Aujourd’hui, dans cette ancienne province, tous ces noms ont changé. Maintenant, on parle de ‘’bal’’, de ‘’toungouné’’, de ‘’sabar’’. ‘’Ces noms-là sont typiquement sérères. Lorsque le roi a entendu pour la première fois le son du ‘’gorong’’, il a su qu’il était nouveau. Il a alors demandé que cet instrument le réveille chaque matin et l’accompagne au coucher, le soir.  A la mort du roi, Niokhor Sène, son fils aîné, est venu réclamer l’instrument en déclarant : ‘’lam le xotidoum’’ (je suis venu chercher le tam-tam, en sérère). Depuis lors, le ‘’gorong’’ est appelé dans le Sine ‘’lam’’. Dans cette partie du pays où vivent pour la plupart des Sérères, on retrouve aussi ‘’le bal’’, le ‘’toungouné’’ et le hour’’. Ce dernier instrument est en bois, il ressemble au ‘’bombolong’’ diola.

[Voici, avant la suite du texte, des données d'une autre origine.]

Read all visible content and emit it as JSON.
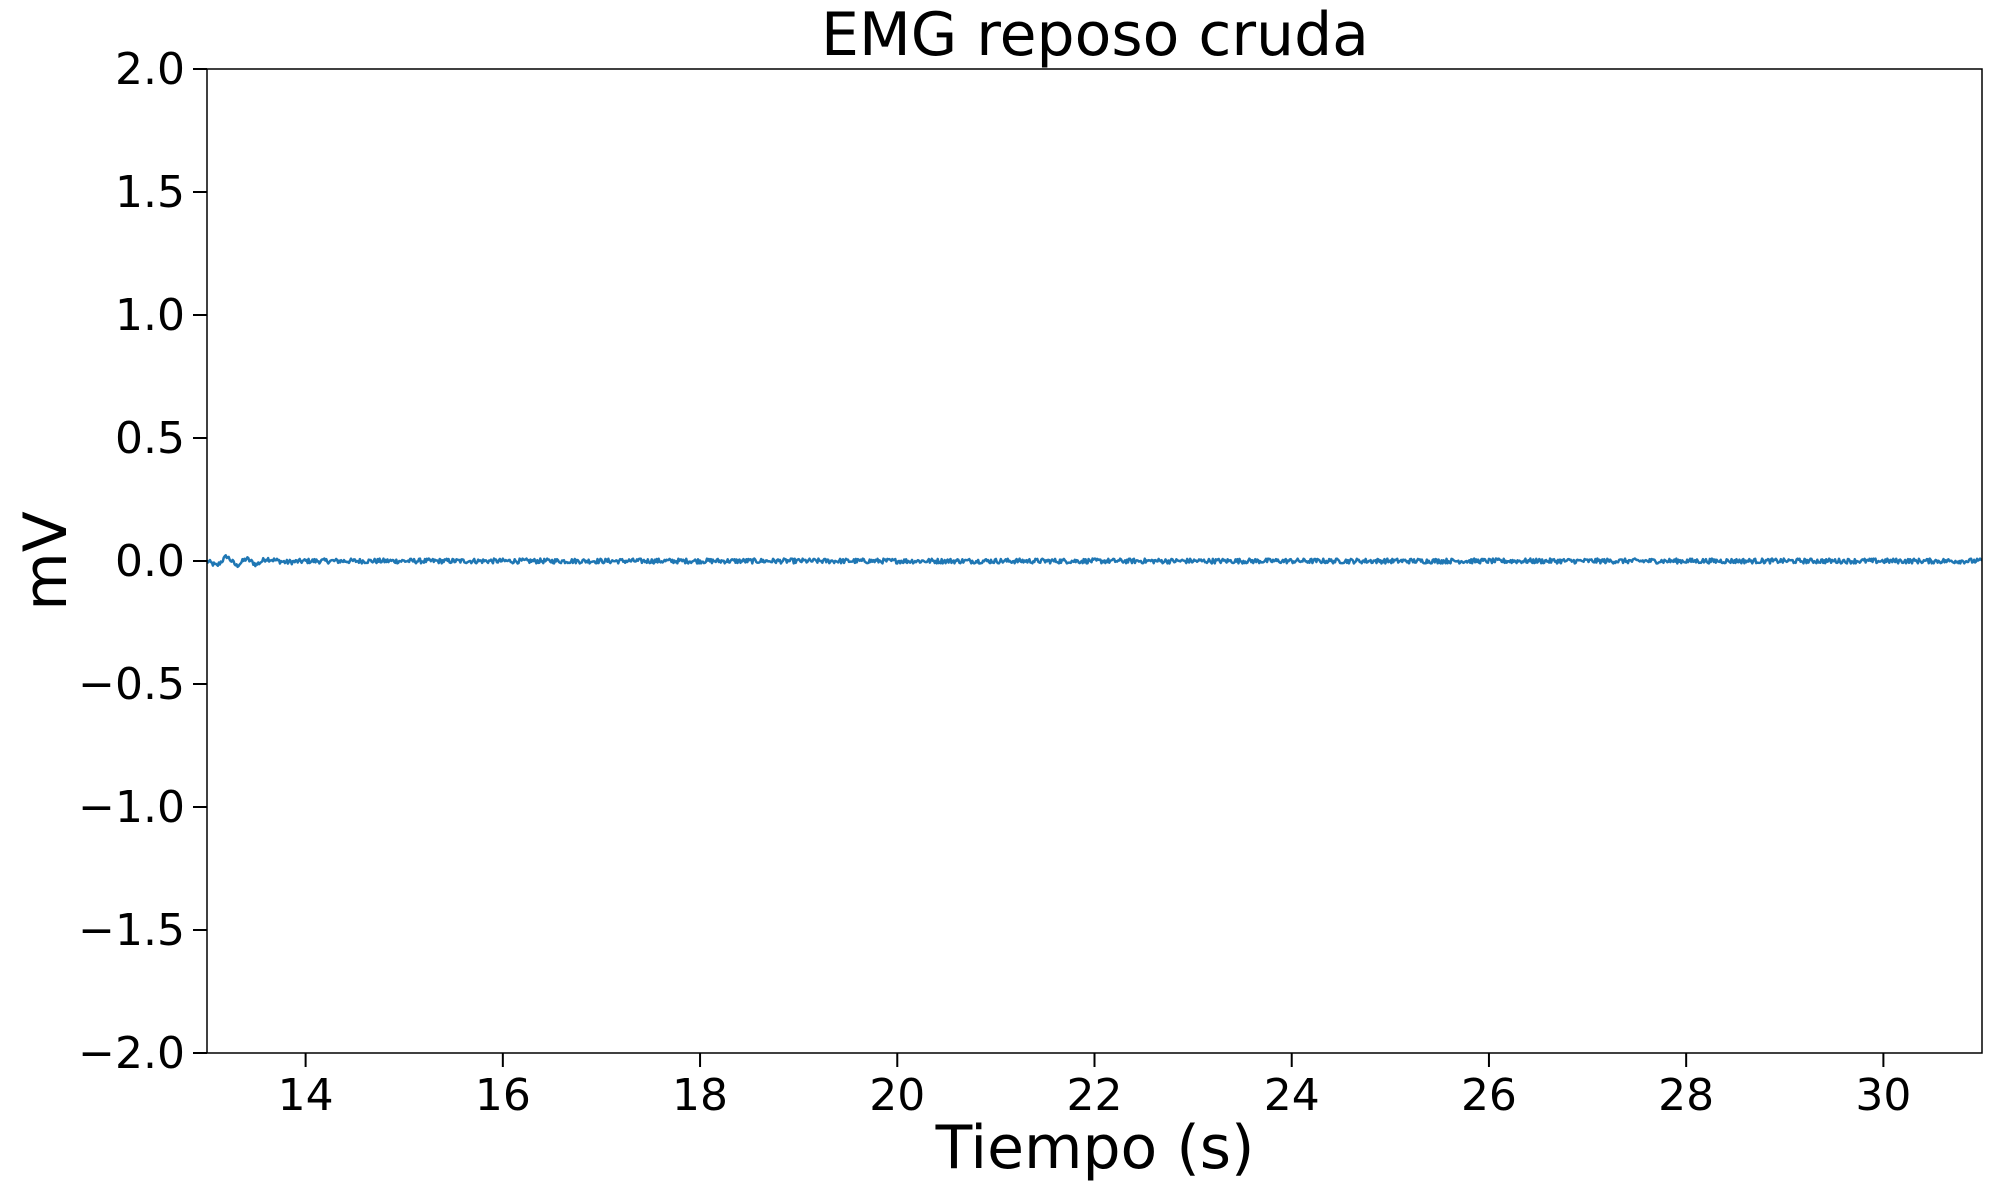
{
  "chart_data": {
    "type": "line",
    "title": "EMG reposo cruda",
    "xlabel": "Tiempo (s)",
    "ylabel": "mV",
    "xlim": [
      13.0,
      31.0
    ],
    "ylim": [
      -2.0,
      2.0
    ],
    "x_ticks": [
      14,
      16,
      18,
      20,
      22,
      24,
      26,
      28,
      30
    ],
    "x_tick_labels": [
      "14",
      "16",
      "18",
      "20",
      "22",
      "24",
      "26",
      "28",
      "30"
    ],
    "y_ticks": [
      -2.0,
      -1.5,
      -1.0,
      -0.5,
      0.0,
      0.5,
      1.0,
      1.5,
      2.0
    ],
    "y_tick_labels": [
      "−2.0",
      "−1.5",
      "−1.0",
      "−0.5",
      "0.0",
      "0.5",
      "1.0",
      "1.5",
      "2.0"
    ],
    "grid": false,
    "legend": "none",
    "series": [
      {
        "color": "#1f77b4",
        "x": [
          13.0,
          13.1,
          13.2,
          13.3,
          13.4,
          13.5,
          13.6,
          13.8,
          14.0,
          15.0,
          16.0,
          17.0,
          18.0,
          19.0,
          20.0,
          21.0,
          22.0,
          23.0,
          24.0,
          25.0,
          26.0,
          27.0,
          28.0,
          29.0,
          30.0,
          31.0
        ],
        "values": [
          0.0,
          -0.02,
          0.02,
          -0.02,
          0.01,
          -0.015,
          0.01,
          -0.005,
          0.0,
          0.0,
          0.0,
          0.0,
          0.0,
          0.0,
          0.0,
          0.0,
          0.0,
          0.0,
          0.0,
          0.0,
          0.0,
          0.0,
          0.0,
          0.0,
          0.0,
          0.0
        ],
        "noise_amplitude": 0.01
      }
    ]
  }
}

Par ailleurs, l’on ne doit pas seulement la création du ‘’gorong’’ et du ‘’ndouloup’’ aux Sérères. On leur  doit aussi celle du ‘’xiin’’. C’est sous le règne de Mbegane Ndour qu’est apparu ‘’le xiin’’ créé par Parou Mbadje Ndiaye, un des aïeux de Doudou Ndiaye Coumba Rose, selon le batteur Omar Thiam. ‘’Xiin’’ signifie bruit assourdissant.

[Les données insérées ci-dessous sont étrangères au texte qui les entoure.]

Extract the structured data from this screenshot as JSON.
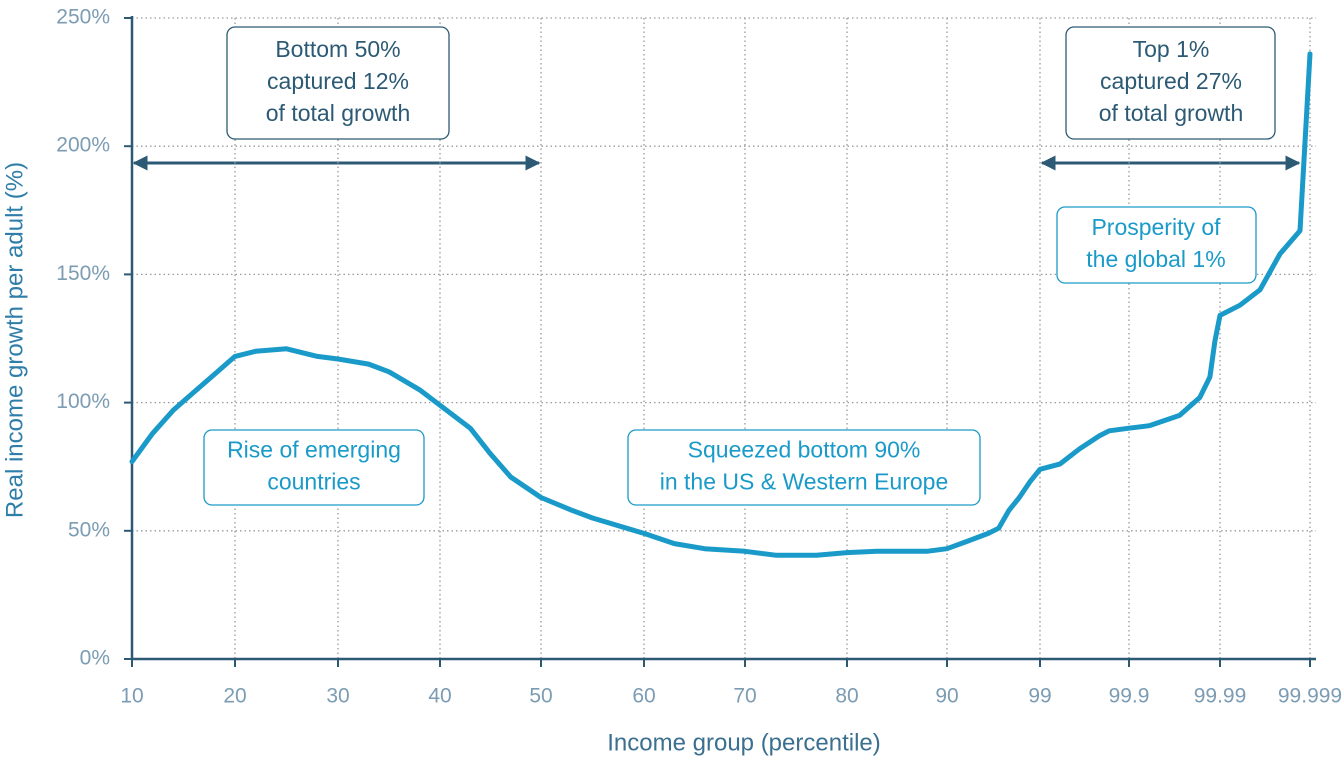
{
  "chart_data": {
    "type": "line",
    "xlabel": "Income group (percentile)",
    "ylabel": "Real income growth per adult (%)",
    "x": [
      10,
      12,
      14,
      16,
      18,
      20,
      22,
      25,
      28,
      30,
      33,
      35,
      38,
      40,
      43,
      45,
      47,
      50,
      53,
      55,
      60,
      63,
      66,
      70,
      73,
      77,
      80,
      83,
      88,
      90,
      92,
      94,
      95,
      96,
      97,
      98,
      99,
      99.2,
      99.4,
      99.6,
      99.7,
      99.9,
      99.92,
      99.95,
      99.97,
      99.98,
      99.985,
      99.99,
      99.992,
      99.994,
      99.996,
      99.998,
      99.999
    ],
    "values": [
      77,
      88,
      97,
      104,
      111,
      118,
      120,
      121,
      118,
      117,
      115,
      112,
      105,
      99,
      90,
      80,
      71,
      63,
      58,
      55,
      49,
      45,
      43,
      42,
      40.5,
      40.5,
      41.5,
      42,
      42,
      43,
      46,
      49,
      51,
      58,
      63,
      69,
      74,
      76,
      82,
      87,
      89,
      90,
      91,
      95,
      102,
      110,
      124,
      134,
      138,
      144,
      158,
      167,
      236
    ],
    "color": "#1a9ac9",
    "xticks": [
      10,
      20,
      30,
      40,
      50,
      60,
      70,
      80,
      90,
      99,
      99.9,
      99.99,
      99.999
    ],
    "ylim": [
      0,
      250
    ],
    "yticks": [
      {
        "value": 0,
        "label": "0%"
      },
      {
        "value": 50,
        "label": "50%"
      },
      {
        "value": 100,
        "label": "100%"
      },
      {
        "value": 150,
        "label": "150%"
      },
      {
        "value": 200,
        "label": "200%"
      },
      {
        "value": 250,
        "label": "250%"
      }
    ],
    "grid": true,
    "annotations": [
      {
        "lines": [
          "Bottom 50%",
          "captured 12%",
          "of total growth"
        ],
        "color": "#2c5a74"
      },
      {
        "lines": [
          "Top 1%",
          "captured 27%",
          "of total growth"
        ],
        "color": "#2c5a74"
      },
      {
        "lines": [
          "Prosperity of",
          "the global 1%"
        ],
        "color": "#1a9ac9"
      },
      {
        "lines": [
          "Rise of emerging",
          "countries"
        ],
        "color": "#1a9ac9"
      },
      {
        "lines": [
          "Squeezed bottom 90%",
          "in the US & Western Europe"
        ],
        "color": "#1a9ac9"
      }
    ]
  }
}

Toutes ces créations font dire à Omar Thiam : ‘’Le rythme au Sénégal, c’est le Sine. Les premières notes ont été exécutées dans le Sine. Les premiers instruments sont apparus dans cette contrée, de même que les premiers griots.’’

Utilité du tam-tam

Si aujourd’hui on ne connaît le tam-tam que pour sa fonction divertissante, avant, il était utilisé à d’autres fins. ‘’Auparavant, le ‘’sabar’’ était utile pour la communication. Quand nous étions petits, nous pouvions communiquer à travers cet instrument. Par exemple, si un membre de la famille avait besoin de quelqu’un, il pouvait faire appel au ‘’tam-tam’’. Il suffisait juste d’enchaîner sur un rythme. On peut même discuter à travers cet instrument’’, indique l’un des fils de ‘’Bëj ndakaaru’’ Vieux Sing Faye, Djiby Diop Faye. Le leader du groupe ‘’Keur-Gui’’ de Bargny embouche la même trompette : ‘’C’était un moyen de communication. C’est à travers cet instrument que l’on faisait appel à la population, lorsque le roi avait besoin d’elle. On faisait la même chose pour annoncer la nouvelle d’un deuil. On lançait des messages à travers cet instrument. Avant, les griots ne battaient le tam-tam que pour le roi, c’est après qu’ils en ont fait un commerce’’. Seulement, comme le précise Tapha Ndiaye, ‘’chaque rythme avait son sens, à l’époque’’. Ainsi, la manière d’annoncer un mariage était différente de celle d’un deuil ou d’un baptême.

Toutefois, la manière de l’utiliser change d’une communauté ethnique à une autre. Chez les Lébous par exemple, elle a pour fonction de soigner des maux. ‘’Les Lébous l’utilisent lors des ‘’ndëpp’’. Quand quelqu’un tombe malade, les gens sont obligés d’organiser cette cérémonie dans le village. Dans ce cas, on sort les ‘’sabars’’. Et pour guérir la personne, il faut interpréter des rythmes joués avec sept  ‘’galagne’’ en prononçant le nom du djinn du malade. Ainsi seulement, il pourra être guéri’’, affirme avec conviction Mor Diop Faye. Dans cette communauté de pêcheurs, l’on pense aussi que battre le tam-tam avant d’aller en mer peut porter chance. ‘’Ça chasse les mauvais esprits’’, croient-ils. Aussi, avoir sur soi une partie de la peau d’animal servant à fabriquer le tam-tam quand ce dernier est détruit porterait bonheur.

Par ailleurs, regrette Djiby Diop Faye, les fonctions et les rythmes du tam-tam sont aujourd’hui dévoyés. Il impute la faute aux ‘’non-griots’’ qui battent le tam-tam. ‘’Même la manière dont nous fabriquons le tam-tam laisse à désirer. Il y a une grande différence. Dans la famille griotte, c’est depuis le bas-âge que l’on nous enseigne les différents rythmes et leurs sens. Nous avons cet amour dans le sang. Mais la génération d’aujourd’hui a changé les façons de faire. Et des intrus ont aggravé les choses et ce ne sont personne d’autres que ceux qui se disent ‘’nobles’’, pointe-t-il du doigt. Amer, il ajoute : ‘’Ils ont tout chamboulé et ont détourné certains rythmes en y ajoutant des choses.’’

L’espoir est permis tout de même puisque, dit-il, ‘’dans certaine grande famille griotte, les rythmes sont joués correctement’’.